Крестом и нулём запечатанный северный день <…>

А злая метель обязала плясать на костре (С. 215).

В содержании дягилевских текстов присутствует и так называемый социальный страх: «непосредственно переживаемая человеком негативная форма его отношения к обществу»[4, с. 53]:

Я неуклонно стервенею с каждым шагом (С. 209).

Такой страх делает «невозможным продолжать репродуцировать привычные действия. <Страх> делает невозможным исполнение ритуала повседневности» [4, с. 55]. Так, обычная прогулка по трамвайным рельсам трансформируется в «признак преступления или шизофрении»:

Нас убьют за то, что мы с тобой гуляли по трамвайным рельсам (С. 202).

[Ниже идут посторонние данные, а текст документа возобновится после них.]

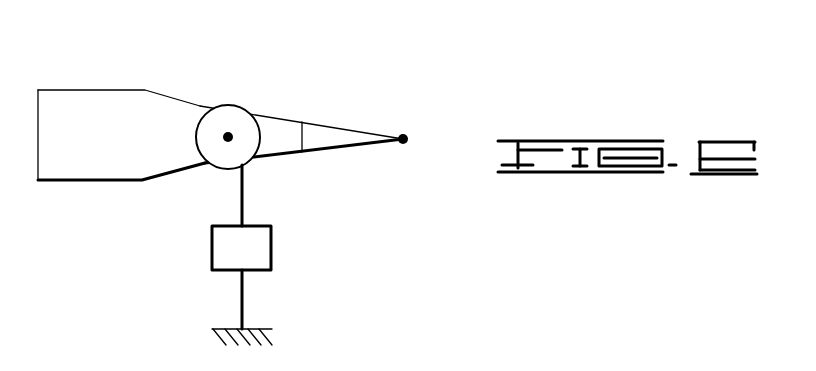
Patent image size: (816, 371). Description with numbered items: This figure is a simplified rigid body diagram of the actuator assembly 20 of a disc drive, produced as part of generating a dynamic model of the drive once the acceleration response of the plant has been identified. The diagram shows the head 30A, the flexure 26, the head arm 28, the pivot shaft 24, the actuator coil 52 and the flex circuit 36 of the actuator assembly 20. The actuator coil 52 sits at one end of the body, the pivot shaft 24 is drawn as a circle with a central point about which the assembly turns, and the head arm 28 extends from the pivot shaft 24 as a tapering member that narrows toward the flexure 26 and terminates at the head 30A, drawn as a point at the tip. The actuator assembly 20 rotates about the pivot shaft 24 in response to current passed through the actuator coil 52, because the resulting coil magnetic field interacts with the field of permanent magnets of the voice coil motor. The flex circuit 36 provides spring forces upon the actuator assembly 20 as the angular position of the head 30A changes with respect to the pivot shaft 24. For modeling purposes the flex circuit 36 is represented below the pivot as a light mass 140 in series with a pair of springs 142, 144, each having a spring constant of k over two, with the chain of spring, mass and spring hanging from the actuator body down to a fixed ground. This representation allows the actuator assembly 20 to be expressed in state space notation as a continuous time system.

The actuator assembly 20 is at (261, 113).
The pivot shaft 24 is at (224, 125).
The flexure 26 is at (333, 128).
The head arm 28 is at (273, 125).
The head 30A is at (406, 134).
The actuator coil 52 is at (113, 167).
The flex circuit 36 is at (267, 255).
The light mass 140 is at (212, 250).
The spring 142 is at (242, 190).
The spring 144 is at (240, 307).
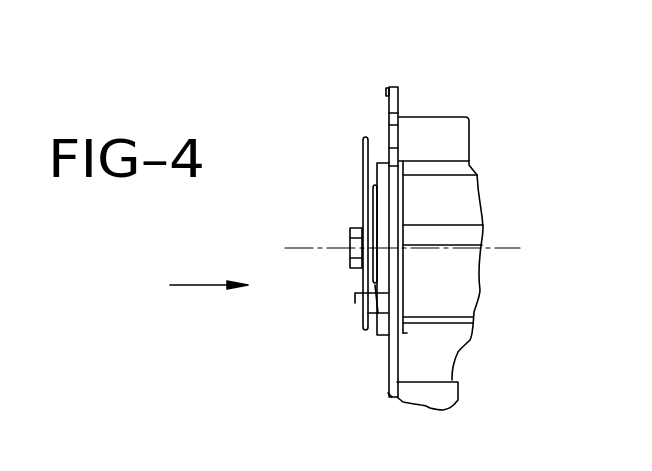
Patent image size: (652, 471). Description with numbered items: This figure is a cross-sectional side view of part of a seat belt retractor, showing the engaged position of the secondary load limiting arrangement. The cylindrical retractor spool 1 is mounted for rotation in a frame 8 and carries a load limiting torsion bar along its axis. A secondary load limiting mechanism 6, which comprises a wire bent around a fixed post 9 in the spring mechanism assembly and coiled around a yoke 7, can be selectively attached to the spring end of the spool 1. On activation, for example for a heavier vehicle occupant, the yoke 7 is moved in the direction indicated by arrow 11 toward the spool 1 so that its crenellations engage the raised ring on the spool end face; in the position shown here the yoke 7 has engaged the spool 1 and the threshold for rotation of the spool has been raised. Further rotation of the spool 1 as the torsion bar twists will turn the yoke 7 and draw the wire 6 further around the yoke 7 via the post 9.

The retractor spool 1 is at (383, 167).
The secondary load limiting mechanism 6 is at (367, 177).
The yoke 7 is at (373, 218).
The frame 8 is at (398, 100).
The fixed post 9 is at (356, 303).
The arrow 11 is at (200, 284).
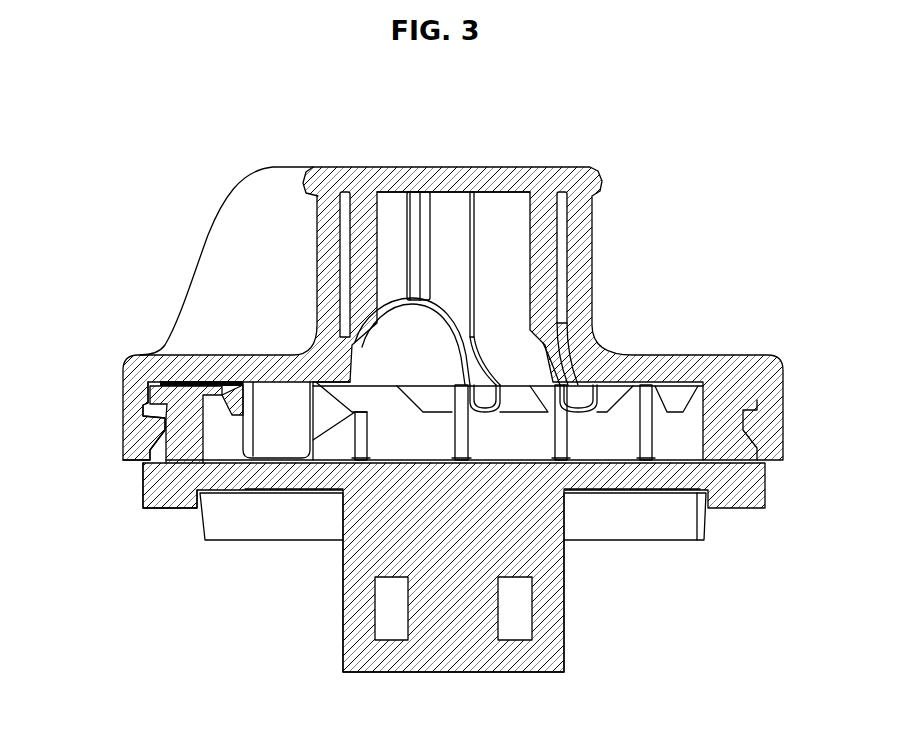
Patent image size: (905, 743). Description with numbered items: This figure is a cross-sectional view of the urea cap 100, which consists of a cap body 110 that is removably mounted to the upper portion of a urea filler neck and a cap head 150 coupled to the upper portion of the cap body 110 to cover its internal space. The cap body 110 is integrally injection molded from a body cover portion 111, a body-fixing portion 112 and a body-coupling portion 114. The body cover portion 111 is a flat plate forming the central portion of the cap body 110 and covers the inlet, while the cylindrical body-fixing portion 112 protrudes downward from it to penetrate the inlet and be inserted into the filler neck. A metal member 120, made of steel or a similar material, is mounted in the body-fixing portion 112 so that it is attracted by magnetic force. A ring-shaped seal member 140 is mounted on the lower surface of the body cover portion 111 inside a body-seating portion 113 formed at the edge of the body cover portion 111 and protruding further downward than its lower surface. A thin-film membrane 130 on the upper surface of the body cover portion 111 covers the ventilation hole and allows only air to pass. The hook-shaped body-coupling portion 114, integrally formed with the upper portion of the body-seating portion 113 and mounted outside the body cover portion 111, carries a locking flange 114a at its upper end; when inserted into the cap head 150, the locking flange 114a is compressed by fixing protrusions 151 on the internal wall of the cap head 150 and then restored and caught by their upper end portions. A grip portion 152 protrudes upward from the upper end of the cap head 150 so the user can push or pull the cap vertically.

The urea cap 100 is at (73, 149).
The cap body 110 is at (778, 489).
The body cover portion 111 is at (283, 477).
The body-fixing portion 112 is at (565, 636).
The body-seating portion 113 is at (175, 508).
The body-coupling portion 114 is at (172, 435).
The locking flange 114a is at (155, 402).
The metal member 120 is at (515, 632).
The membrane 130 is at (600, 463).
The seal member 140 is at (704, 527).
The cap head 150 is at (606, 167).
The fixing protrusions 151 is at (752, 420).
The grip portion 152 is at (365, 173).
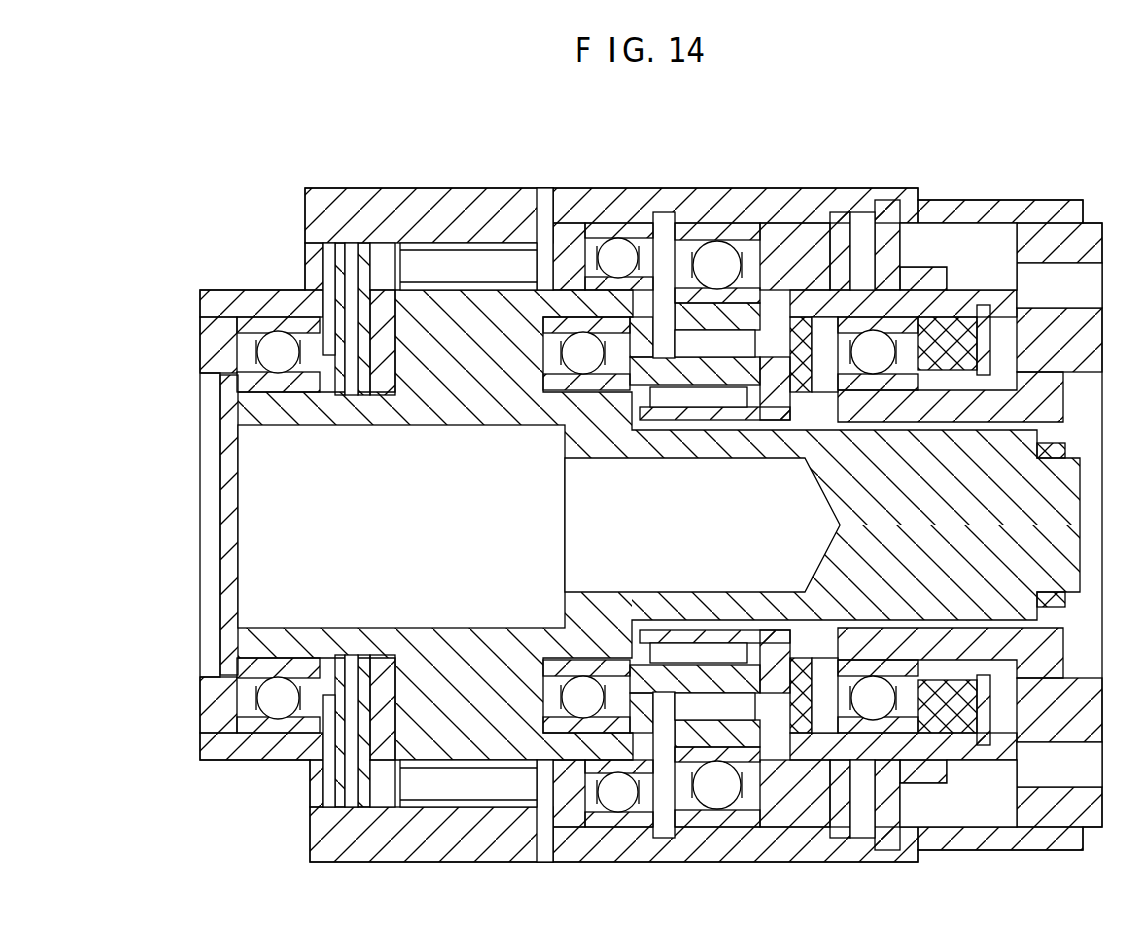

Подведём итоги. В поэтике Я. Дягилевой концепт страх репрезентирован преимущественно в формах, соответствующих русской национальной специфике сознания и мироощущения. В частности, это восприятие, соотнесение страшного с образами и представлениями, апеллирующими к концептам смерть (край), зима (лёд), страдание. «Вспомогательными» лексемами, формирующими концептуальное поле страх, у Дягилевой выступают лексемы боль, горе, беда. Концепт молчание, сопрягаемый в текстах Дягилевой с переживанием боли, горя, страдания («заглушенный крик»), вероятно, можно рассматривать с позиций христианского подвижничества («молчальники»). Используемые фразеологизмы и метафоры отражают физическое и душевное состояние человека, испытывающего страх.

В контексте христианского мировосприятия страх у Дягилевой эксплицирует опасность бездуховности и безличности как абсолютной смерти.